The Forgotten Women in Architecture and Construction Work
By John Thomas, JD, LLM, MPH
Nearly everyone knows about Rosie the Riveter, the women who built ships during WWII.[1] These days, many people know about Laura the Luthier, the women who built American guitars during WWII.[2] But, what of Abigail the Architect and Constance the Construction Worker? And, what of the other women lost to other periods of time in the history of the design and fabrication of homes, office buildings, bridges, and the other structures that enrich our lives?

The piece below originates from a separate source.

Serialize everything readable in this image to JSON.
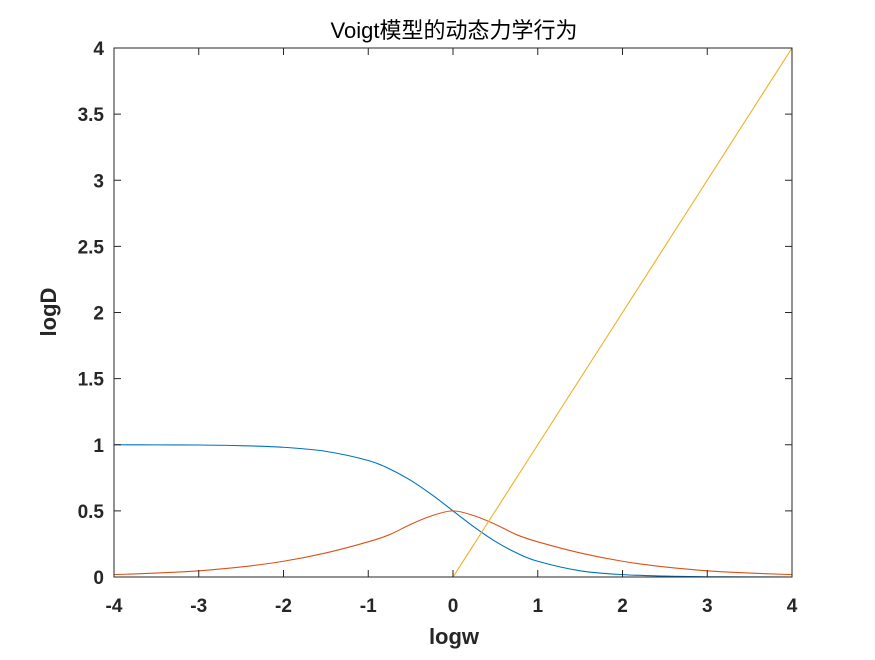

This two-lecture course aims to shine a light on the contributions of women in architecture and the building trades.
Course Syllabus
Lecture I.
This lecture reviews the role that women have played in architecture and construction work throughout recorded history. It begins with a discussion of the earliest account of women construction workers in Medieval Europe[3] and proceeds through description of the role of women in the modern construction industry.
This lecture also reviews the role of women in architecture, beginning in Medieval Europe and ending in the present era. In addition, this lecture focuses specifically on the contributions of these women:
- Norma Merrick Sklarek
- Eileen Gray
- Lady Elizabeth Wilbraham
- Lilly Reich, Louise Bethune
- Marion Mahony Griffin
- Plautilla Bricci
- Sophia Hayden Bennett
Lecture II.
This lecture focuses on the women architects and construction workers during WWII, and particularly on London’s Waterloo Bridge, which historians have recently proved was built by women during WWII, and London’s Walthamstow Assembly Hall, the famed concert hall completed in 1943 and the site of the recording of all of Decca Records’ most acclaimed classical recordings, from the works of Benjamin Britten, to Pavarotti, to Yo-Yo Ma.
This lecture references archival documents, museum artifacts, and oral history recordings of some of Walthamstow’s oldest residents.
In honor of International Women in Engineering Day, 2018, the United Nations Educational, Scientific, and Cultural Organization (UNESCO), in partnership with the Women's Engineering Society, hosted the audio of this lecture as a podcast here (scroll about halfway down the page): http://www.inwed.org.uk/events-2018.html.
[1] “Rosie the Riveter,” History, https://www.history.com/topics/world-war-ii/rosie-the-riveter.
[2] John Thomas, Kalamazoo Gals: A Story of Extraordinary Women and Gibson’s “Banner” Guitars of WWII (Staunton, Virginia: American History Press, 2013).
[3] Shelley E. Roff, “Appropriate to Her Sex”? Women’s Participation on the Construction Site in Medieval and Early Modern Europe 109, in T. Earenfight (Ed.), Women and Wealth in Late Medieval Europe (The New Middle Ages (2010).